Confermando che sia il diritto eurounitario sia quello nazionale sono orientati a sfavorire le indebite restrizioni di mercato e i regimi di aiuti alle imprese, il Consiglio di Stato afferma che in ragione del principio di sussidiarietà, nella cui cornice il caso in esame deve essere interpretato, permette di superare il concetto stesso di “aiuto di Stato. In questa prospettiva, infatti, la Sezione colloca la previsione di cui all’art. 76 del Codice del Terzo settore nella “possibilità. ed anzi doverosità di interventi pubblici, anche economici, volti a garantire “i diritti inviolabili dell’uomo” ed a favorire “l’adempimento dei doveri inderogabili di solidarietà” (art. 2 Cost.), a partire dalla salute, che a norma dell’art. 32 deve essere tutelata dalla Repubblica “come fondamentale diritto dell’individuo e interesse della collettività”.

Avuto riguardo questo fondamento “pubblico”, la previsione di finanziamenti dedicati soltanto a favore di taluni soggetti giuridici del terzo settore è legittimato e giustificato e, pertanto, non può considerarsi in contrasto “con i principi eurounitari di concorrenza, libertà di stabilimento e libera prestazione dei servizi, ponendo “ostacoli equivalenti” alla libera competizione in condizioni di parità alle imprese comunitarie (ivi incluse quelle italiane) operanti nei medesimi settori ed ugualmente fondate sull’organizzazione economica dei fattori produttivi (secondo le previsioni dello stesso codice civile italiano) ma non iscritte alle liste nazionali dei soggetti facenti parte del Terzo settore.”

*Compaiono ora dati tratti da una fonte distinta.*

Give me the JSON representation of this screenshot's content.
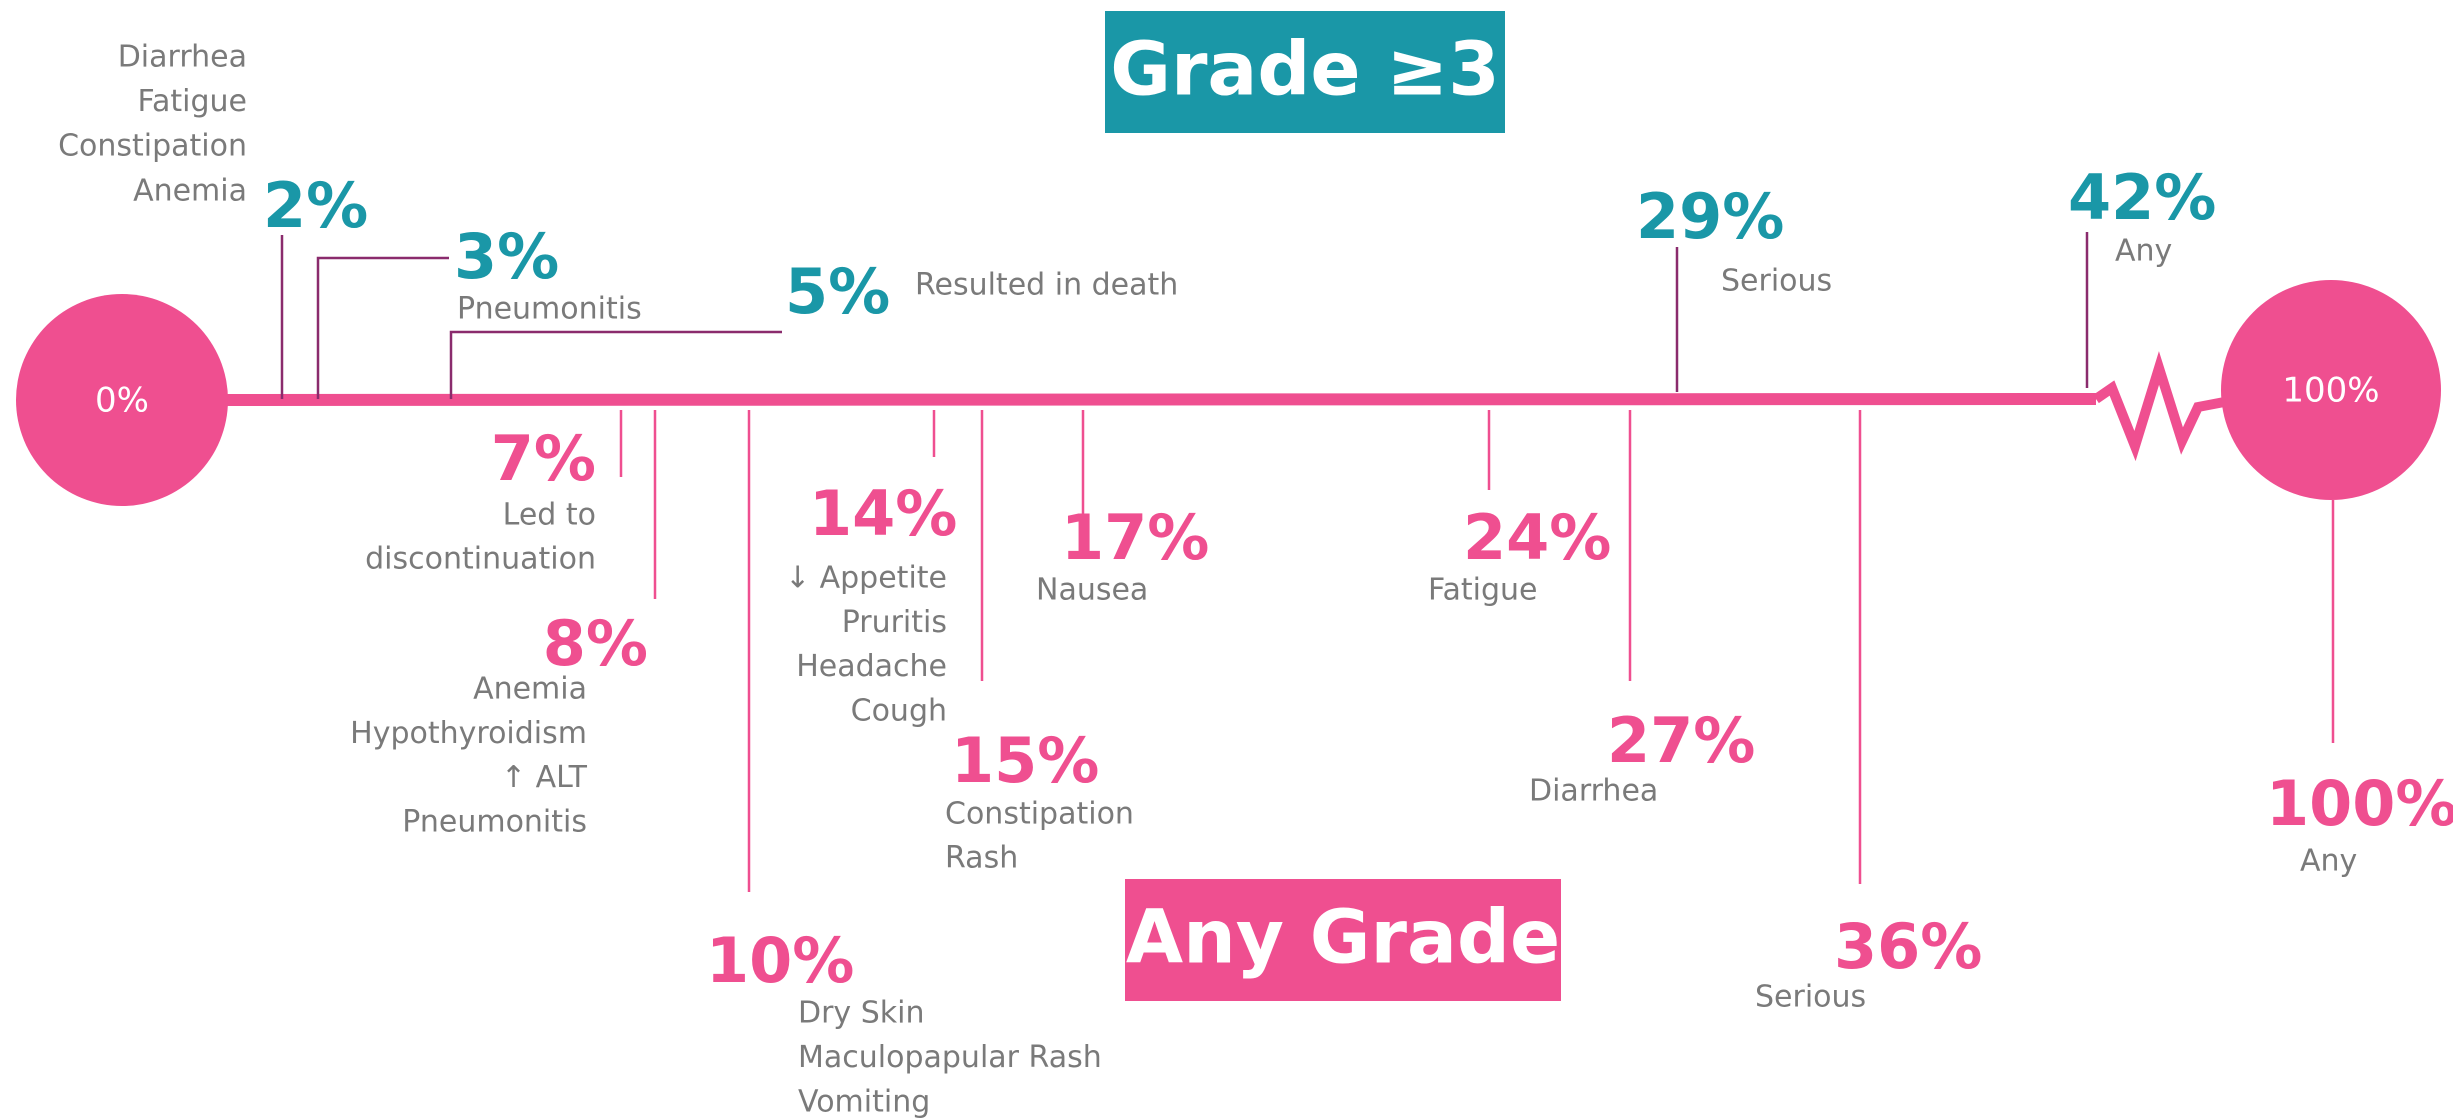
{
  "grade3_label": "Grade ≥3",
  "any_grade_label": "Any Grade",
  "start_label": "0%",
  "end_label": "100%",
  "grade3_items": [
    {
      "percent": "2%",
      "labels": [
        "Diarrhea",
        "Fatigue",
        "Constipation",
        "Anemia"
      ]
    },
    {
      "percent": "3%",
      "labels": [
        "Pneumonitis"
      ]
    },
    {
      "percent": "5%",
      "labels": [
        "Resulted in death"
      ]
    },
    {
      "percent": "29%",
      "labels": [
        "Serious"
      ]
    },
    {
      "percent": "42%",
      "labels": [
        "Any"
      ]
    }
  ],
  "any_grade_items": [
    {
      "percent": "7%",
      "labels": [
        "Led to",
        "discontinuation"
      ]
    },
    {
      "percent": "8%",
      "labels": [
        "Anemia",
        "Hypothyroidism",
        "↑  ALT",
        "Pneumonitis"
      ]
    },
    {
      "percent": "10%",
      "labels": [
        "Dry Skin",
        "Maculopapular Rash",
        "Vomiting"
      ]
    },
    {
      "percent": "14%",
      "labels": [
        "↓  Appetite",
        "Pruritis",
        "Headache",
        "Cough"
      ]
    },
    {
      "percent": "15%",
      "labels": [
        "Constipation",
        "Rash"
      ]
    },
    {
      "percent": "17%",
      "labels": [
        "Nausea"
      ]
    },
    {
      "percent": "24%",
      "labels": [
        "Fatigue"
      ]
    },
    {
      "percent": "27%",
      "labels": [
        "Diarrhea"
      ]
    },
    {
      "percent": "36%",
      "labels": [
        "Serious"
      ]
    },
    {
      "percent": "100%",
      "labels": [
        "Any"
      ]
    }
  ]
}
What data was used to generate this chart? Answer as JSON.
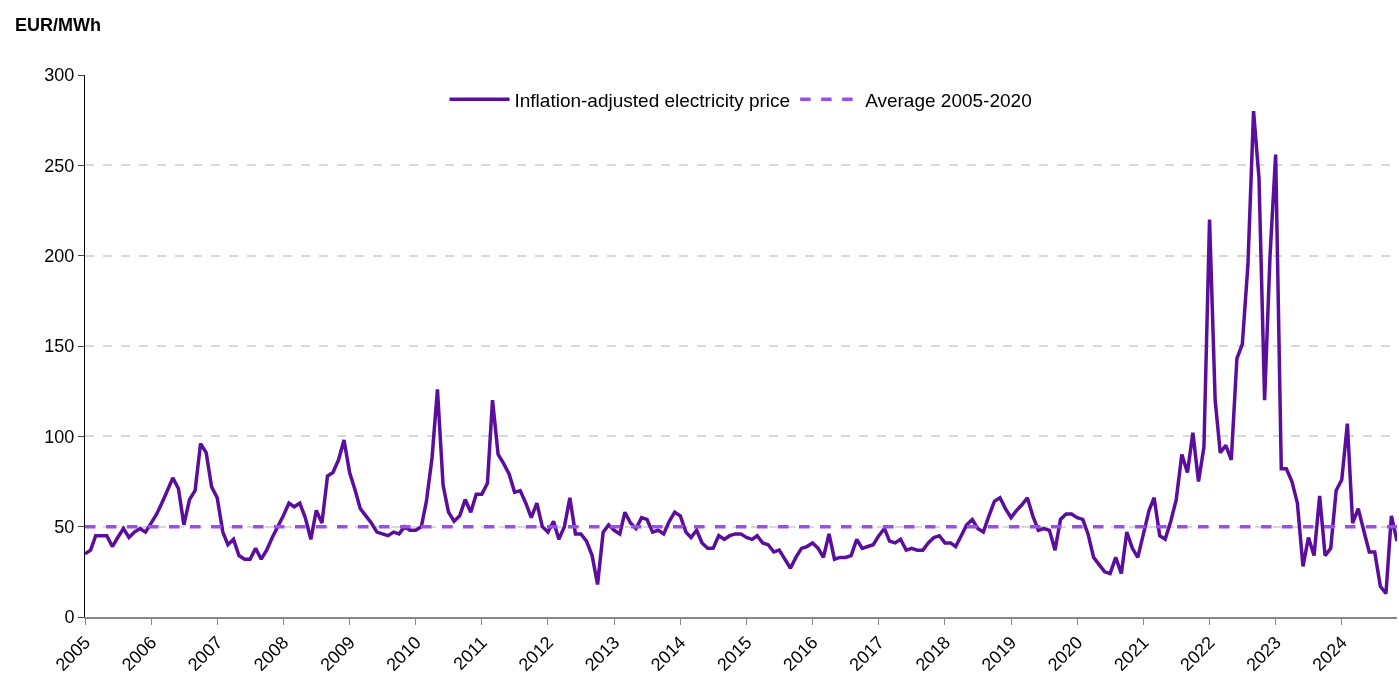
{
  "chart_data": {
    "type": "line",
    "ylabel": "EUR/MWh",
    "x": [
      "2005-01",
      "2005-02",
      "2005-03",
      "2005-04",
      "2005-05",
      "2005-06",
      "2005-07",
      "2005-08",
      "2005-09",
      "2005-10",
      "2005-11",
      "2005-12",
      "2006-01",
      "2006-02",
      "2006-03",
      "2006-04",
      "2006-05",
      "2006-06",
      "2006-07",
      "2006-08",
      "2006-09",
      "2006-10",
      "2006-11",
      "2006-12",
      "2007-01",
      "2007-02",
      "2007-03",
      "2007-04",
      "2007-05",
      "2007-06",
      "2007-07",
      "2007-08",
      "2007-09",
      "2007-10",
      "2007-11",
      "2007-12",
      "2008-01",
      "2008-02",
      "2008-03",
      "2008-04",
      "2008-05",
      "2008-06",
      "2008-07",
      "2008-08",
      "2008-09",
      "2008-10",
      "2008-11",
      "2008-12",
      "2009-01",
      "2009-02",
      "2009-03",
      "2009-04",
      "2009-05",
      "2009-06",
      "2009-07",
      "2009-08",
      "2009-09",
      "2009-10",
      "2009-11",
      "2009-12",
      "2010-01",
      "2010-02",
      "2010-03",
      "2010-04",
      "2010-05",
      "2010-06",
      "2010-07",
      "2010-08",
      "2010-09",
      "2010-10",
      "2010-11",
      "2010-12",
      "2011-01",
      "2011-02",
      "2011-03",
      "2011-04",
      "2011-05",
      "2011-06",
      "2011-07",
      "2011-08",
      "2011-09",
      "2011-10",
      "2011-11",
      "2011-12",
      "2012-01",
      "2012-02",
      "2012-03",
      "2012-04",
      "2012-05",
      "2012-06",
      "2012-07",
      "2012-08",
      "2012-09",
      "2012-10",
      "2012-11",
      "2012-12",
      "2013-01",
      "2013-02",
      "2013-03",
      "2013-04",
      "2013-05",
      "2013-06",
      "2013-07",
      "2013-08",
      "2013-09",
      "2013-10",
      "2013-11",
      "2013-12",
      "2014-01",
      "2014-02",
      "2014-03",
      "2014-04",
      "2014-05",
      "2014-06",
      "2014-07",
      "2014-08",
      "2014-09",
      "2014-10",
      "2014-11",
      "2014-12",
      "2015-01",
      "2015-02",
      "2015-03",
      "2015-04",
      "2015-05",
      "2015-06",
      "2015-07",
      "2015-08",
      "2015-09",
      "2015-10",
      "2015-11",
      "2015-12",
      "2016-01",
      "2016-02",
      "2016-03",
      "2016-04",
      "2016-05",
      "2016-06",
      "2016-07",
      "2016-08",
      "2016-09",
      "2016-10",
      "2016-11",
      "2016-12",
      "2017-01",
      "2017-02",
      "2017-03",
      "2017-04",
      "2017-05",
      "2017-06",
      "2017-07",
      "2017-08",
      "2017-09",
      "2017-10",
      "2017-11",
      "2017-12",
      "2018-01",
      "2018-02",
      "2018-03",
      "2018-04",
      "2018-05",
      "2018-06",
      "2018-07",
      "2018-08",
      "2018-09",
      "2018-10",
      "2018-11",
      "2018-12",
      "2019-01",
      "2019-02",
      "2019-03",
      "2019-04",
      "2019-05",
      "2019-06",
      "2019-07",
      "2019-08",
      "2019-09",
      "2019-10",
      "2019-11",
      "2019-12",
      "2020-01",
      "2020-02",
      "2020-03",
      "2020-04",
      "2020-05",
      "2020-06",
      "2020-07",
      "2020-08",
      "2020-09",
      "2020-10",
      "2020-11",
      "2020-12",
      "2021-01",
      "2021-02",
      "2021-03",
      "2021-04",
      "2021-05",
      "2021-06",
      "2021-07",
      "2021-08",
      "2021-09",
      "2021-10",
      "2021-11",
      "2021-12",
      "2022-01",
      "2022-02",
      "2022-03",
      "2022-04",
      "2022-05",
      "2022-06",
      "2022-07",
      "2022-08",
      "2022-09",
      "2022-10",
      "2022-11",
      "2022-12",
      "2023-01",
      "2023-02",
      "2023-03",
      "2023-04",
      "2023-05",
      "2023-06",
      "2023-07",
      "2023-08",
      "2023-09",
      "2023-10",
      "2023-11",
      "2023-12",
      "2024-01",
      "2024-02",
      "2024-03",
      "2024-04",
      "2024-05",
      "2024-06",
      "2024-07",
      "2024-08",
      "2024-09",
      "2024-10",
      "2024-11"
    ],
    "series": [
      {
        "name": "Inflation-adjusted electricity price",
        "color": "#5b0e9b",
        "values": [
          35,
          37,
          45,
          45,
          45,
          39,
          44,
          49,
          44,
          47,
          49,
          47,
          52,
          57,
          63,
          70,
          77,
          71,
          51,
          65,
          70,
          96,
          91,
          72,
          66,
          47,
          40,
          43,
          34,
          32,
          32,
          38,
          32,
          37,
          44,
          50,
          56,
          63,
          61,
          63,
          55,
          43,
          59,
          52,
          78,
          80,
          87,
          98,
          80,
          70,
          60,
          56,
          52,
          47,
          46,
          45,
          47,
          46,
          50,
          48,
          48,
          50,
          64,
          88,
          126,
          73,
          58,
          53,
          56,
          65,
          58,
          68,
          68,
          74,
          120,
          90,
          85,
          79,
          69,
          70,
          63,
          55,
          63,
          50,
          47,
          53,
          43,
          50,
          66,
          46,
          46,
          42,
          34,
          18,
          47,
          51,
          48,
          46,
          58,
          52,
          49,
          55,
          54,
          47,
          48,
          46,
          53,
          58,
          56,
          47,
          44,
          48,
          41,
          38,
          38,
          45,
          43,
          45,
          46,
          46,
          44,
          43,
          45,
          41,
          40,
          36,
          37,
          32,
          27,
          33,
          38,
          39,
          41,
          38,
          33,
          46,
          32,
          33,
          33,
          34,
          43,
          38,
          39,
          40,
          45,
          49,
          42,
          41,
          43,
          37,
          38,
          37,
          37,
          41,
          44,
          45,
          41,
          41,
          39,
          45,
          51,
          54,
          49,
          47,
          56,
          64,
          66,
          60,
          55,
          59,
          62,
          66,
          56,
          48,
          49,
          48,
          37,
          54,
          57,
          57,
          55,
          54,
          46,
          33,
          29,
          25,
          24,
          33,
          24,
          47,
          38,
          33,
          46,
          59,
          66,
          45,
          43,
          53,
          65,
          90,
          80,
          102,
          75,
          94,
          220,
          120,
          91,
          95,
          87,
          143,
          151,
          195,
          280,
          243,
          120,
          200,
          256,
          82,
          82,
          75,
          63,
          28,
          44,
          34,
          67,
          34,
          38,
          70,
          76,
          107,
          52,
          60,
          48,
          36,
          36,
          17,
          13,
          56,
          42
        ]
      }
    ],
    "ref_lines": [
      {
        "axis": "y",
        "value": 50,
        "label": "Average 2005-2020",
        "color": "#9b4de8",
        "line_style": "dashed"
      }
    ],
    "xlim": [
      "2005-01",
      "2024-11"
    ],
    "xticks": [
      "2005",
      "2006",
      "2007",
      "2008",
      "2009",
      "2010",
      "2011",
      "2012",
      "2013",
      "2014",
      "2015",
      "2016",
      "2017",
      "2018",
      "2019",
      "2020",
      "2021",
      "2022",
      "2023",
      "2024"
    ],
    "ylim": [
      0,
      300
    ],
    "yticks": [
      0,
      50,
      100,
      150,
      200,
      250,
      300
    ],
    "grid": "y",
    "legend": "top",
    "marker": "none",
    "line_style": "solid"
  }
}
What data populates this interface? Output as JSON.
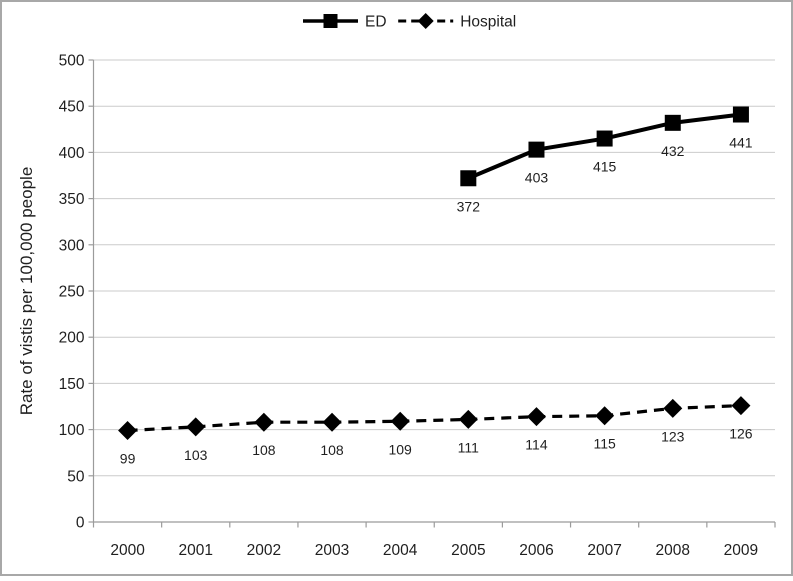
{
  "chart_data": {
    "type": "line",
    "title": "",
    "xlabel": "",
    "ylabel": "Rate of vistis per 100,000 people",
    "categories": [
      "2000",
      "2001",
      "2002",
      "2003",
      "2004",
      "2005",
      "2006",
      "2007",
      "2008",
      "2009"
    ],
    "series": [
      {
        "name": "ED",
        "values": [
          null,
          null,
          null,
          null,
          null,
          372,
          403,
          415,
          432,
          441
        ],
        "line_style": "solid",
        "marker": "square",
        "color": "#000000"
      },
      {
        "name": "Hospital",
        "values": [
          99,
          103,
          108,
          108,
          109,
          111,
          114,
          115,
          123,
          126
        ],
        "line_style": "dashed",
        "marker": "diamond",
        "color": "#000000"
      }
    ],
    "ylim": [
      0,
      500
    ],
    "ytick_step": 50,
    "yticks": [
      0,
      50,
      100,
      150,
      200,
      250,
      300,
      350,
      400,
      450,
      500
    ],
    "grid": true,
    "data_labels": true,
    "legend_position": "top-center",
    "colors": {
      "background": "#ffffff",
      "outer_border": "#a8a8a8",
      "gridline": "#cbcbcb",
      "axis": "#9b9b9b",
      "text": "#1f1f1f",
      "series": "#000000"
    }
  }
}
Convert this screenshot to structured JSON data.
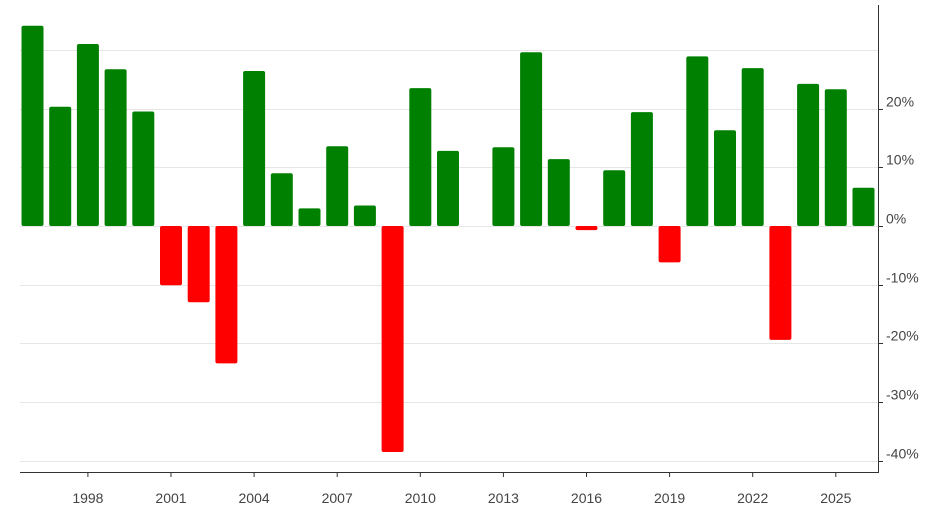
{
  "chart_data": {
    "type": "bar",
    "categories": [
      "1996",
      "1997",
      "1998",
      "1999",
      "2000",
      "2001",
      "2002",
      "2003",
      "2004",
      "2005",
      "2006",
      "2007",
      "2008",
      "2009",
      "2010",
      "2011",
      "2012",
      "2013",
      "2014",
      "2015",
      "2016",
      "2017",
      "2018",
      "2019",
      "2020",
      "2021",
      "2022",
      "2023",
      "2024",
      "2025",
      "2026"
    ],
    "values": [
      34.1,
      20.3,
      31.0,
      26.7,
      19.5,
      -10.1,
      -13.0,
      -23.4,
      26.4,
      9.0,
      3.0,
      13.6,
      3.5,
      -38.5,
      23.5,
      12.8,
      0,
      13.4,
      29.6,
      11.4,
      -0.7,
      9.5,
      19.4,
      -6.2,
      28.9,
      16.3,
      26.9,
      -19.4,
      24.2,
      23.3,
      6.5
    ],
    "x_tick_labels": [
      "1998",
      "2001",
      "2004",
      "2007",
      "2010",
      "2013",
      "2016",
      "2019",
      "2022",
      "2025"
    ],
    "y_ticks": [
      -40,
      -30,
      -20,
      -10,
      0,
      10,
      20
    ],
    "y_tick_labels": [
      "-40%",
      "-30%",
      "-20%",
      "-10%",
      "0%",
      "10%",
      "20%"
    ],
    "ylim": [
      -42,
      37
    ],
    "title": "",
    "xlabel": "",
    "ylabel": "",
    "y_axis_position": "right",
    "grid": true,
    "legend": "none",
    "colors": {
      "positive": "#008000",
      "negative": "#ff0000",
      "grid": "#e6e6e6",
      "axis": "#333333",
      "text": "#444444"
    }
  }
}
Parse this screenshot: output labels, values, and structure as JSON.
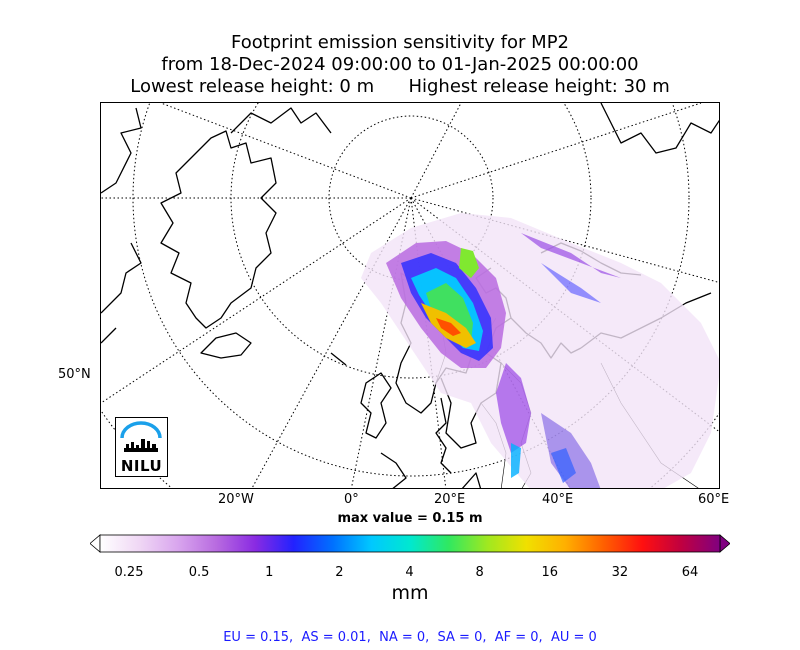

La non contrarietà con i principi del diritto eurounitario in materia di concorrenza trova il proprio fondamento nel fatto che l’art. 76 non discrimina tra operatori economici (soltanto alcuni di essi) “bensì in favore di soggetti operanti al di fuori di un quadro di sostenibilità economica mediante il ricorso allo strumento del volontariato, al fine di fornire un servizio sanitario integrativo e di supporto, ma non competitivo, rispetto a quello esercitato imprenditorialmente secondo regole conformi al diritto eurounitario, discendendone la non rilevanza, ai fini della decisione del giudizio a quo, della questione di compatibilità comunitaria sollevata dall’appellante.”

La sentenza de qua, in definitiva, conferma, da un lato, la bontà dell’impianto normativo del Codice del Terzo settore, ancorché ribadisca una necessità futura di addivenire ad alcuni aggiustamenti e, dall’altro, ha il pregio di fare chiarezza intorno ad un tema, tanto contestato quanto abusato, segnatamente, quello della concorrenza, che non può essere applicata sempre e comunque.